1. Open market operation:
It is the buying and selling of bonds and securities in the open market, so due to open market operation money Supply is controlled by the state bank.
2. Bank Interest rate:
It is the rate at which control bank provide loan to the commercial banks. Thus by raising or lowering their rate money supply is controlled by the central bank of a country.
3. Credit rationing:
The control bank in order to control money supply provides credit for specific or selected purposes.
4. Bank reserve ratio:
All the commercial banks are legally bound to keep a portion of their deposit in cash form with the control bank, is called bank reserve ratio, by raising or lowering the ratio a central bank can controlled the supply of money.
5. Moral influence:
The control bank issue statistical review and information, in order and to provide a particular guide line to the commercial banks.
Objective of Monetary Policy:
The following objective of monetary policy are as under:
- To bring stability in the general price level.
- To control the supply of money / credit money in the country.
- To promote employment opportunities in the country.

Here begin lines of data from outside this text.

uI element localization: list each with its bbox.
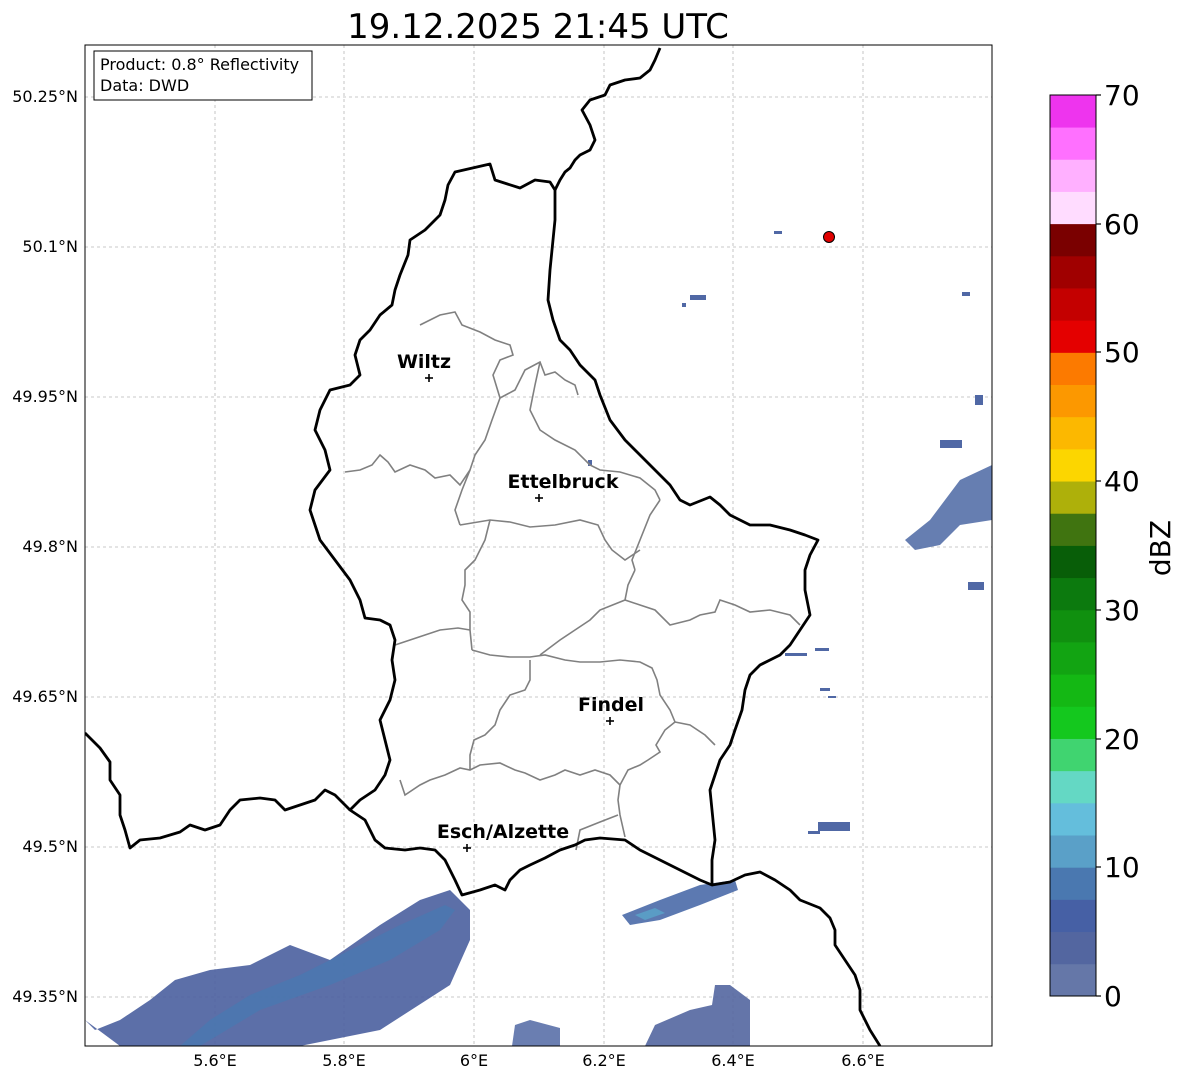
- y-tick-label: 49.35°N: [12, 987, 78, 1006]
- colorbar-segment: [1050, 770, 1096, 804]
- radar-map-figure: 19.12.2025 21:45 UTC Wiltz Ettelbruck Fi…: [12, 7, 1177, 1070]
- x-tick-label: 6.4°E: [711, 1051, 755, 1070]
- city-label-findel: Findel: [578, 694, 644, 716]
- echo-speck: [818, 822, 850, 831]
- echo-speck: [690, 295, 706, 300]
- colorbar-segment: [1050, 706, 1096, 739]
- y-tick-label: 49.8°N: [22, 537, 78, 556]
- x-tick-label: 6.6°E: [841, 1051, 885, 1070]
- city-label-wiltz: Wiltz: [397, 351, 451, 373]
- colorbar-segment: [1050, 481, 1096, 514]
- colorbar-tick-label: 0: [1104, 980, 1122, 1013]
- echo-speck: [940, 440, 962, 448]
- info-box: Product: 0.8° Reflectivity Data: DWD: [93, 50, 313, 101]
- colorbar-tick-label: 20: [1104, 723, 1140, 756]
- colorbar-segment: [1050, 642, 1096, 675]
- echo-speck: [808, 831, 820, 834]
- colorbar-segment: [1050, 545, 1096, 579]
- y-tick-label: 50.1°N: [22, 237, 78, 256]
- colorbar: 0 10 20 30 40 50 60 70 dBZ: [1049, 79, 1177, 1013]
- colorbar-segment: [1050, 288, 1096, 321]
- info-data-source: Data: DWD: [100, 76, 189, 95]
- x-tick-label: 6°E: [460, 1051, 488, 1070]
- colorbar-ticks: [1096, 94, 1101, 997]
- colorbar-segment: [1050, 835, 1096, 868]
- colorbar-segment: [1050, 159, 1096, 192]
- colorbar-segment: [1050, 191, 1096, 225]
- echo-speck: [682, 303, 686, 307]
- city-label-ettelbruck: Ettelbruck: [508, 471, 619, 493]
- colorbar-tick-label: 30: [1104, 594, 1140, 627]
- map-title: 19.12.2025 21:45 UTC: [347, 7, 729, 47]
- echo-speck: [774, 231, 782, 234]
- y-tick-label: 49.65°N: [12, 687, 78, 706]
- colorbar-segment: [1050, 416, 1096, 450]
- y-tick-label: 50.25°N: [12, 87, 78, 106]
- map-area: [85, 45, 992, 1046]
- x-tick-label: 6.2°E: [582, 1051, 626, 1070]
- colorbar-segment: [1050, 223, 1096, 257]
- colorbar-tick-label: 10: [1104, 851, 1140, 884]
- x-tick-label: 5.8°E: [322, 1051, 366, 1070]
- colorbar-segment: [1050, 577, 1096, 611]
- colorbar-segment: [1050, 255, 1096, 289]
- colorbar-segment: [1050, 674, 1096, 707]
- echo-speck: [828, 696, 836, 698]
- y-tick-label: 49.95°N: [12, 387, 78, 406]
- colorbar-segment: [1050, 384, 1096, 418]
- y-axis-labels: 50.25°N 50.1°N 49.95°N 49.8°N 49.65°N 49…: [12, 87, 78, 1006]
- colorbar-segment: [1050, 95, 1096, 128]
- echo-speck: [815, 648, 829, 651]
- colorbar-segment: [1050, 963, 1096, 997]
- info-product: Product: 0.8° Reflectivity: [100, 55, 299, 74]
- colorbar-label: dBZ: [1144, 520, 1177, 576]
- colorbar-tick-label: 60: [1104, 208, 1140, 241]
- colorbar-segment: [1050, 867, 1096, 900]
- x-tick-label: 5.6°E: [193, 1051, 237, 1070]
- echo-speck: [968, 582, 984, 590]
- echo-speck: [820, 688, 830, 691]
- radar-site-marker: [823, 231, 835, 243]
- colorbar-segment: [1050, 320, 1096, 353]
- colorbar-segment: [1050, 513, 1096, 546]
- colorbar-segment: [1050, 738, 1096, 772]
- y-tick-label: 49.5°N: [22, 837, 78, 856]
- colorbar-segment: [1050, 448, 1096, 482]
- colorbar-tick-label: 50: [1104, 336, 1140, 369]
- city-label-esch: Esch/Alzette: [437, 821, 569, 843]
- colorbar-segment: [1050, 931, 1096, 965]
- colorbar-tick-label: 40: [1104, 465, 1140, 498]
- colorbar-tick-label: 70: [1104, 79, 1140, 112]
- echo-speck: [785, 653, 807, 656]
- echo-speck: [975, 395, 983, 405]
- colorbar-segment: [1050, 127, 1096, 160]
- colorbar-segment: [1050, 609, 1096, 643]
- echo-speck: [962, 292, 970, 296]
- x-axis-labels: 5.6°E 5.8°E 6°E 6.2°E 6.4°E 6.6°E: [193, 1051, 885, 1070]
- colorbar-segment: [1050, 899, 1096, 933]
- colorbar-segment: [1050, 802, 1096, 836]
- colorbar-segment: [1050, 352, 1096, 386]
- colorbar-segments: [1050, 95, 1096, 997]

- To control inflationary or deflationary situation in the country.
Fiscal Policy:
Fiscal policy is prepared by the federal government, to analyze and shaping the revenue and expenses of government.
Definition Fiscal Policy:
Fiscal policy is mainly concerned with the process of shaping government taxation and government spending so as to achieve certain objectives.
Tools of Fiscal Policy:
The following tools of fiscal policy as under
1. Taxation:
It is the one of the main source of revenue for the government. There are different kinds of tax as under
a. Direct tax:
It is directly paid by the tax payer like income tax.
b. Indirect tax:
It is not directly paid by the tax payer like general sale tax (GST).
2. Expenditure:
Government incurred a number of expenditure such as expenditure on keeping general administration, defenses, development expenditure etc.
Objective of Fiscal Policy:
Following are the main objective of fiscal policy.

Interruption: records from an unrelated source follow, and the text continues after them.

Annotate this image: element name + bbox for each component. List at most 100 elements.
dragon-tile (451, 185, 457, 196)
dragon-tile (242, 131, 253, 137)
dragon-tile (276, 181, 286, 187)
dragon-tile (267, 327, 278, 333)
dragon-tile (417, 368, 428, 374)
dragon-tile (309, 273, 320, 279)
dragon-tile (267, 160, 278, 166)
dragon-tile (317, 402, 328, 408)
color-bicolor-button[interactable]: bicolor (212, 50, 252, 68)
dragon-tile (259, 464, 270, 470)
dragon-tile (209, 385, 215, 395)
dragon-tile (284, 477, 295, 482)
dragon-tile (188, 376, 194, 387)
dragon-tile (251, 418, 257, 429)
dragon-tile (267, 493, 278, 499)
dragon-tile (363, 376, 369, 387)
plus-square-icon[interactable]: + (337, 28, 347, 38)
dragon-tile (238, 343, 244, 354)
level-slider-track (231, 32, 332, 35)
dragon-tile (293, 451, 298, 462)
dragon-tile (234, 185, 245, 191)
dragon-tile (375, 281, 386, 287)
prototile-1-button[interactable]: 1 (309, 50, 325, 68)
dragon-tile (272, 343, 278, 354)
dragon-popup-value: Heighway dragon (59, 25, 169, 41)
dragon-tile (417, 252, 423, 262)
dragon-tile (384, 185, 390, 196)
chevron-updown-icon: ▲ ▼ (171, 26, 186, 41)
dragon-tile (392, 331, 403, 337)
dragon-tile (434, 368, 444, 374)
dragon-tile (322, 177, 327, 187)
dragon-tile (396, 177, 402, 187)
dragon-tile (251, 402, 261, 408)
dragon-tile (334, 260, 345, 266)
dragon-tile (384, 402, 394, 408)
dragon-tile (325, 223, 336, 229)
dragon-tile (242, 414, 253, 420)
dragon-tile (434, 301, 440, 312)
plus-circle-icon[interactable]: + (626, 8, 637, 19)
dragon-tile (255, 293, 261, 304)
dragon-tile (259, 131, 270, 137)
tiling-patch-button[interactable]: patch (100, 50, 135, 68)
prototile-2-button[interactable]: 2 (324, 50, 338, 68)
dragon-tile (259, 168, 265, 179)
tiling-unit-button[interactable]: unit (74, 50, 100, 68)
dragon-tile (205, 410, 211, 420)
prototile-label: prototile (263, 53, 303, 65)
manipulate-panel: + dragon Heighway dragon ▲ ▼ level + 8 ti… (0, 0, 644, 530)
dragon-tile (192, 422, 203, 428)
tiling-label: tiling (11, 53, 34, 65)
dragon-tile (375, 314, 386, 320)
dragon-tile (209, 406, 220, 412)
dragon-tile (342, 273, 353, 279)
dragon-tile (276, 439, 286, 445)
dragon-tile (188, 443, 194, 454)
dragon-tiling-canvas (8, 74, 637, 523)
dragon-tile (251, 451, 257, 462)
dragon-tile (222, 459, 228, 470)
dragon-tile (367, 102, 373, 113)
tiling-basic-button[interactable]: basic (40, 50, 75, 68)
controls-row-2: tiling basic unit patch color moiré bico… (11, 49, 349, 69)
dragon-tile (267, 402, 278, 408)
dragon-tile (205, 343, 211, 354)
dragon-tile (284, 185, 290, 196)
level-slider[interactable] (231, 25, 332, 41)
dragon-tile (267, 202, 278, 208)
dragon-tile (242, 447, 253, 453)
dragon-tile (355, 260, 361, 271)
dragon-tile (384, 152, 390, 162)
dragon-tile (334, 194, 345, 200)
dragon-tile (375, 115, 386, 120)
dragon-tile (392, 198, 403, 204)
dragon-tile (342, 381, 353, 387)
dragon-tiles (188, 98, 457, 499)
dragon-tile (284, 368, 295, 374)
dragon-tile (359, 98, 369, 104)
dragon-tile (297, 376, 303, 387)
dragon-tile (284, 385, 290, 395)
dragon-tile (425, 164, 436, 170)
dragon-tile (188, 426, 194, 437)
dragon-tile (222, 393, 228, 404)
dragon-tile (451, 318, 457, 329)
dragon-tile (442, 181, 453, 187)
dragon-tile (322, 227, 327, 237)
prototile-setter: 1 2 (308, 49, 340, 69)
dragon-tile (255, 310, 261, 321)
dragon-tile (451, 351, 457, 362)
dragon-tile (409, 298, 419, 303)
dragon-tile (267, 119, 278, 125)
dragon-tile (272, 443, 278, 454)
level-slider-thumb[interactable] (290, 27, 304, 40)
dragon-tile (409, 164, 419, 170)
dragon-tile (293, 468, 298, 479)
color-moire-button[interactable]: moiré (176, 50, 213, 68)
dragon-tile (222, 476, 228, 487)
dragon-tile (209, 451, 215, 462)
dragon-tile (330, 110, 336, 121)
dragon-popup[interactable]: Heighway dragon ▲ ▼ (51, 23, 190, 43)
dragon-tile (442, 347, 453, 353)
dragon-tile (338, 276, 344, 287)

- To increase employment opportunities.
- To remove regional disparity.
- To eliminate or reduce the gap between rich and poor.
- To promote employment opportunities.
- To increase investment.
- To remove regional disparity.
- To accelerate economic growth.
- To promote social welfare.
- To make possible maximum
Exploitation the available resource by increasing expenditure in the less development areas.